Maryland men’s basketball forward Justin Jackson will undergo surgery and miss the remainder of the season due to a torn labrum, coach Mark Turgeon said Thursday.

Turgeon said Jackson dealt with labrum issues in his right shoulder before coming to Maryland and he reaggravated the injury this year.

“He feels like he’s letting his teammates down,” Turgeon said. “That’s why he fought so hard to continue … You feel for him because it’s the best time of his life … To get that taken away from him is tough.”

Turgeon said his team’s offense will change since much of its sets revolved around Jackson, who seemed poised for a breakout year after averaging 10.5 points and a team-high six rebounds last season.

Without Jackson, Turgeon will play bigger lineups, he said. Forward Ivan Bender, center Michal Cekovsky and guards Dion Wiley and Jared Nickens will receive more playing time. Guard Darryl Morsell and forward Bruno Fernando will likely also see increased roles.

ESPN college basketball analyst Joe Lunardi placed Maryland, which resumes Big Ten play Tuesday, as one of the first four teams out of the NCAA tournament in his latest projections. Maryland’s hopes of making its fourth straight NCAA tournament, however, diminished with Jackson’s injury.

“The timing makes it a little more difficult,” Turgeon said. “It hurts us in a lot of ways.”

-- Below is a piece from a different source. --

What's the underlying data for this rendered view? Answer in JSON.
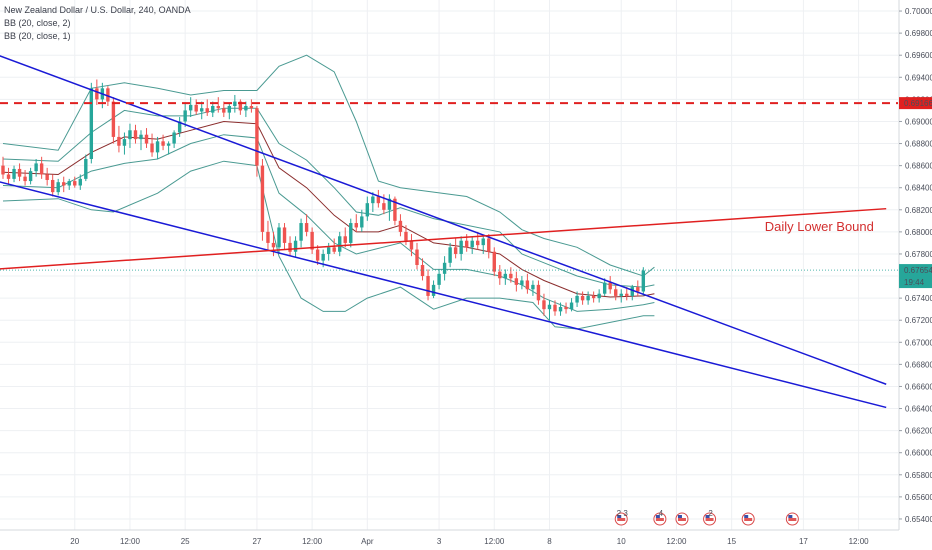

[Read more: Three takeaways from Maryland men’s basketball’s 75-50 win over Fairleigh Dickinson]

Multiple publications projected Jackson to be a first-round selection in the 2018 NBA Draft after he participated in the NBA Draft Combine last summer. The sophomore underperformed this season, though, his scoring dipping to 9.8 points per game and shooting 25 percent from beyond the arc. Turgeon said much of those shooting woes were due to the injury.

But the main areas the Terps will have to replace Jackson’s production are on defense and in rebounding. Jackson averaged a team-high 8.1 rebounds per game, and he could guard almost any player on the court with his 6-foot-7, 225-pound frame and 7-foot-3 wingspan. Fernando averages the second-most rebounds on the squad with 5.8. Turgeon said Morsell and guard Kevin Huerter could now guard power forwards.

Jackson sat out Maryland’s past three games, but the Terps didn’t decide to have the Ontario native undergo surgery until they received a second medical opinion before Christmas.

Maryland has struggled with key injuries each of the last three seasons. Cekovsky fractured his ankle in February and former guard Melo Trimble dealt with a nagging hamstring injury during the 2015-2016 season. The Terps struggled without Cekovsky last year, losing five of their final seven games.

Jackson played a key role in Maryland finishing third in the Big Ten last season, but Turgeon’s squad is now forced to adapt without its athletic swingman.

“He’s got a lot ahead of him to rehab,” Turgeon said, “and get back to where he was.”